From the point M lying inside the triangle ABC, perpendiculars are drawn to the sides BC, AC, AB, the lengths of which are k, l and m, respectively. Find the area of a triangle ABC if ∠CAB = α and ∠ABC = β. α = π / 4, β = 2π / 3, k = 5, l = 3, m = 4. If the answer is not an integer, round it to the nearest integer.
I built circles on the segments MA, MB and MC as on diameters ... they will pass through the bases of the perpendiculars lowered to the sides ...
it turns out the task is to find the area of an inscribed quadrilateral along two sides and the angle between them, if the other two angles adjacent to these sides are straight lines ...

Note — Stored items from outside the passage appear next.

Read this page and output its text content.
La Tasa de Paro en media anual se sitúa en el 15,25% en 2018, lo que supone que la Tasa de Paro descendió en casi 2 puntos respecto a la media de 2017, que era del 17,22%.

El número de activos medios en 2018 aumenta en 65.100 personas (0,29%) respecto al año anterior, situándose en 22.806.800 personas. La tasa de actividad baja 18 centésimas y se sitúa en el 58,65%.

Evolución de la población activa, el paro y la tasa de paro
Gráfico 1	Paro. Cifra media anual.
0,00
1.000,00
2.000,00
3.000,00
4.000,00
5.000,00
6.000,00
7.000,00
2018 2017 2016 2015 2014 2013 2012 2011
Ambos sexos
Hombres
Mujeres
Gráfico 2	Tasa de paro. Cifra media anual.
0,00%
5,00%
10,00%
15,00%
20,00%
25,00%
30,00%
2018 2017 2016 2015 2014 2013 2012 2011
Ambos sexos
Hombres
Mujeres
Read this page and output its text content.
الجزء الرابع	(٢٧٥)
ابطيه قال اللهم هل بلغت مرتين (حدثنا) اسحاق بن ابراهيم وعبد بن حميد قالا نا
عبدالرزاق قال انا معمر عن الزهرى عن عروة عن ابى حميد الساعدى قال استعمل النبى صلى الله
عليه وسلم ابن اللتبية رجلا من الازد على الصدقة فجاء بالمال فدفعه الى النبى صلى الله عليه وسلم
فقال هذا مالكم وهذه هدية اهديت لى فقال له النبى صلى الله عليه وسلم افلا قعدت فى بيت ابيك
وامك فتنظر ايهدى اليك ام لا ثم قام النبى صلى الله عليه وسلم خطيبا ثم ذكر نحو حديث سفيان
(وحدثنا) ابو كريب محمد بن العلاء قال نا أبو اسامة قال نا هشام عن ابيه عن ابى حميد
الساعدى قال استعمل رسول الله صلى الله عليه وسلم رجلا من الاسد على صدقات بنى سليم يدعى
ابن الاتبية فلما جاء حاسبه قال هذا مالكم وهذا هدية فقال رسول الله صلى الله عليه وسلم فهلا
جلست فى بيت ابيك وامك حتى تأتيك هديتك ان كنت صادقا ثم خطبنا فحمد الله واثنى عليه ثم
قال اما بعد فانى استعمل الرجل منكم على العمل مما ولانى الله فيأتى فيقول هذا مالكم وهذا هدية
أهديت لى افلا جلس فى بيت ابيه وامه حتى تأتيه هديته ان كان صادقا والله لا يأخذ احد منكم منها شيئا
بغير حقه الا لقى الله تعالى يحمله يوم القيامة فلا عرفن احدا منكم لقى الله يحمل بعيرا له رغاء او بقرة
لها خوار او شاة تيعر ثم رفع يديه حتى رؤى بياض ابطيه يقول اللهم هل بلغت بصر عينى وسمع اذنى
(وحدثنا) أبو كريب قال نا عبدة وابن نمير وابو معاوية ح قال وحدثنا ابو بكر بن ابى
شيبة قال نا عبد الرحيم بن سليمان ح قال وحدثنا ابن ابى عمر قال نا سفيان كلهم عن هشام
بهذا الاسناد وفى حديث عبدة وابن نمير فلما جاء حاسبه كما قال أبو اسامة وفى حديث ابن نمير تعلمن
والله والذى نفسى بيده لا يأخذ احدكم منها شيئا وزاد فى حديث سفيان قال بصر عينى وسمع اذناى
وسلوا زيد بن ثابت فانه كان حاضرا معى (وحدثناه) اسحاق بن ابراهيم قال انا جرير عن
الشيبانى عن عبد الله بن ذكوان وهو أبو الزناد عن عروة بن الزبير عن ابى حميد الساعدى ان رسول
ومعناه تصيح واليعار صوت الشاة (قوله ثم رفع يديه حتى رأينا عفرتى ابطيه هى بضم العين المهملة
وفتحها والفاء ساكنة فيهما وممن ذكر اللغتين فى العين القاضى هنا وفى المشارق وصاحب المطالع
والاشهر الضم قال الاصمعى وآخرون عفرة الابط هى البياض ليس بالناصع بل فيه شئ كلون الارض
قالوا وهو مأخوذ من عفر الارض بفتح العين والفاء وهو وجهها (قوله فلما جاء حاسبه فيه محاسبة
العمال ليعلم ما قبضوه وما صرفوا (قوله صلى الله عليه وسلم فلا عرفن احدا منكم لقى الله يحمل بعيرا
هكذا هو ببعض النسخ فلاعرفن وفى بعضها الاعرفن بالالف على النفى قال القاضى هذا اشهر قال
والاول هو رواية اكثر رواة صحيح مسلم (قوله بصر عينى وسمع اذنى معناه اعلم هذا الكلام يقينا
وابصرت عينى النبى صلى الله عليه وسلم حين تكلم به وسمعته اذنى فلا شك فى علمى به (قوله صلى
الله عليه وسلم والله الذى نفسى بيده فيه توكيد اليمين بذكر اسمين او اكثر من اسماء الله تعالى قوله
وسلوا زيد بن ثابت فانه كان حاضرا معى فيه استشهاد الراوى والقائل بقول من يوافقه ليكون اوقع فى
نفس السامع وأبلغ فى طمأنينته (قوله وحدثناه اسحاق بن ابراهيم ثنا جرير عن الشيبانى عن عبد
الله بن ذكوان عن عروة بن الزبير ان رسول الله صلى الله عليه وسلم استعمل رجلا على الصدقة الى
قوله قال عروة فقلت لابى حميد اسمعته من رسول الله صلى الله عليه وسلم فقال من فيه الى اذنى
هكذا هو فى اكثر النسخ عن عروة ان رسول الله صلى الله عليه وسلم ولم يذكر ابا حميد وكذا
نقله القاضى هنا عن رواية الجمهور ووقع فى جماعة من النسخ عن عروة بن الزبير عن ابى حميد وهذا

maybe there is some ready-made formula for the solution, but I don't know it ... but there is enough data
Let [] denote areas. Consider the quadrilateral AYMZ
$$[AYMZ] = \frac12 m^2 \cot a_1 + \frac12 l^2 \cot a_2$$ $$l\sin a_1 = m \sin a_1, \>\>\>\>\> a_1+a_2 = \alpha$$
Eliminate $a_1$ and $a_2$ to get $$[AYMZ]=\frac12(m^2+l^2)\cot \alpha + ml\csc \alpha$$
Similarly, \begin{align} [BZMX] &=\frac12(k^2+m^2)\cot \beta+ km\csc \beta\\ [CXMY] &=\frac12(l^2+k^2)\cot \gamma+ lk\csc \gamma\\ \end{align} where $\gamma = \pi - (\alpha+\beta)$. Thus, the area of the triangle ABC is \begin{align} [ABC] &= [AYMZ] + [BZMX] + [CXMY] \\ & = \frac12[ (m^2+l^2)\cot \alpha+(k^2+m^2)\cot \beta+ (l^2+k^2)\cot \gamma]\\ &\hspace{1cm}+ ml\csc \alpha+ km\csc \beta + lk\csc \gamma \end{align}